## Tuesday, August 26, 2008

### Gödel's Incompleteness Theorem

All I can say is "Gee".

This is a nice, simple explanation of a profound truth.

from Rucker, Infinity and the Mind

The proof of Gödel's Incompleteness Theorem is so simple, and so sneaky, that it is almost embarassing to relate. His basic procedure is as follows:

1. Someone introduces Gödel to a UTM, a machine that is supposed to be a Universal Truth Machine, capable of correctly answering any question at all.
2. Gödel asks for the program and the circuit design of the UTM. The program may be complicated, but it can only be finitely long. Call the program P(UTM) for Program of the Universal Truth Machine.
3. Smiling a little, Gödel writes out the following sentence: "The machine constructed on the basis of the program P(UTM) will never say that this sentence is true." Call this sentence G for Gödel. Note that G is equivalent to: "UTM will never say G is true."
4. Now Gödel laughs his high laugh and asks UTM whether G is true or not.
5. If UTM says G is true, then "UTM will never say G is true" is false. If "UTM will never say G is true" is false, then G is false (since G = "UTM will never say G is true"). So if UTM says G is true, then G is in fact false, and UTM has made a false statement. So UTM will never say that G is true, since UTM makes only true statements.
6. We have established that UTM will never say G is true. So "UTM will never say G is true" is in fact a true statement. So G is true (since G = "UTM will never say G is true").
7. "I know a truth that UTM can never utter," Gödel says. "I know that G is true. UTM is not truly universal."

Think about it - it grows on you ...

With his great mathematical and logical genius, Gödel was able to find a way (for any given P(UTM)) actually to write down a complicated polynomial equation that has a solution if and only if G is true. So G is not at all some vague or non-mathematical sentence. G is a specific mathematical problem that we know the answer to, even though UTM does not! So UTM does not, and cannot, embody a best and final theory of mathematics ...

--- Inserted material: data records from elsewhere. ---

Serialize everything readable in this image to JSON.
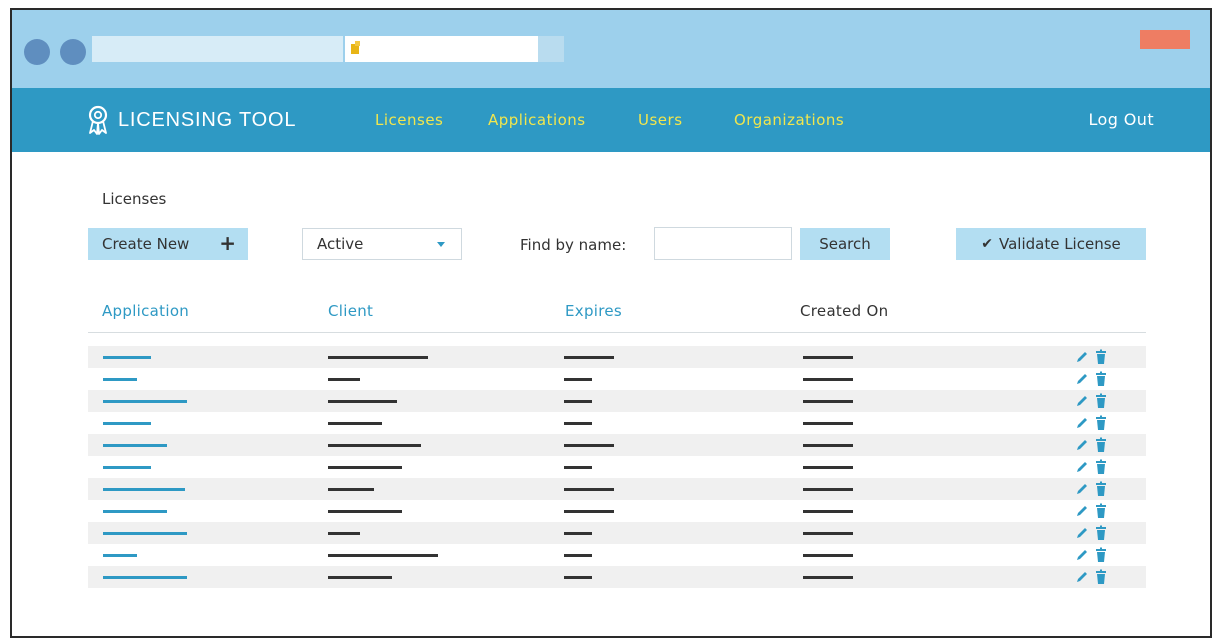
{
  "app": {
    "brand": "LICENSING TOOL",
    "nav": [
      "Licenses",
      "Applications",
      "Users",
      "Organizations"
    ],
    "logout": "Log Out"
  },
  "page": {
    "title": "Licenses",
    "create_button": "Create New",
    "status_filter": "Active",
    "find_label": "Find by name:",
    "search_value": "",
    "search_button": "Search",
    "validate_button": "Validate License"
  },
  "table": {
    "columns": [
      "Application",
      "Client",
      "Expires",
      "Created On"
    ],
    "rows": [
      {
        "placeholder": true
      },
      {
        "placeholder": true
      },
      {
        "placeholder": true
      },
      {
        "placeholder": true
      },
      {
        "placeholder": true
      },
      {
        "placeholder": true
      },
      {
        "placeholder": true
      },
      {
        "placeholder": true
      },
      {
        "placeholder": true
      },
      {
        "placeholder": true
      },
      {
        "placeholder": true
      }
    ]
  },
  "colors": {
    "chrome": "#9dd0ec",
    "navbar": "#2e99c4",
    "nav_link": "#f1e64d",
    "button": "#b3def2",
    "accent": "#2e99c4",
    "close_button": "#ee7d63"
  },
  "icons": {
    "brand": "award-ribbon-icon",
    "create": "plus-icon",
    "dropdown": "chevron-down-icon",
    "validate": "checkmark-icon",
    "row_edit": "pencil-icon",
    "row_delete": "trash-icon"
  }
}
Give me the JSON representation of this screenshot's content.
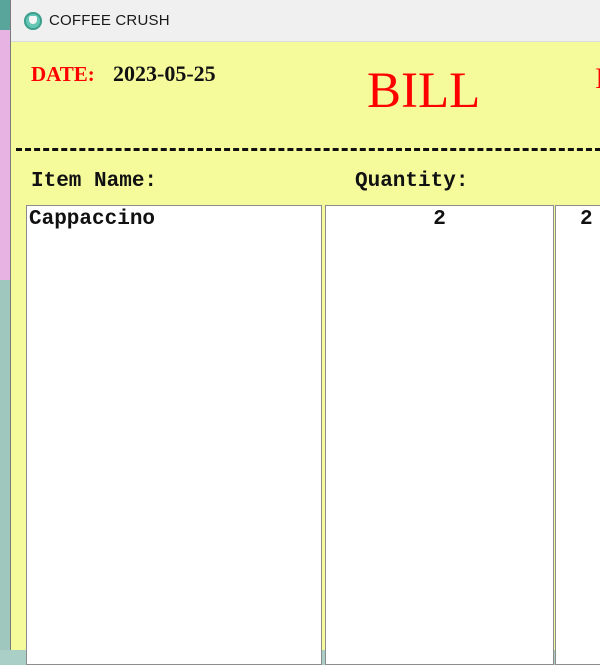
{
  "window": {
    "title": "COFFEE CRUSH",
    "icon": "coffee-cup-icon"
  },
  "bill": {
    "date_label": "DATE:",
    "date_value": "2023-05-25",
    "heading": "BILL",
    "separator": "-------------------------------------------------------",
    "columns": {
      "item_name": "Item Name:",
      "quantity": "Quantity:"
    },
    "items": [
      {
        "name": "Cappaccino",
        "quantity": "2",
        "price": "2"
      }
    ]
  },
  "colors": {
    "background": "#f5fb9b",
    "accent": "#ff0000",
    "text": "#111111"
  }
}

Although this theorem can be stated and proved in a rigorously mathematical way, what it seems to say is that rational thought can never penetrate to the final ultimate truth ... But, paradoxically, to understand Gödel's proof is to find a sort of liberation. For many logic students, the final breakthrough to full understanding of the Incompleteness Theorem is practically a conversion experience. This is partly a by-product of the potent mystique Gödel's name carries. But, more profoundly, to understand the essentially labyrinthine nature of the castle is, somehow, to be free of it.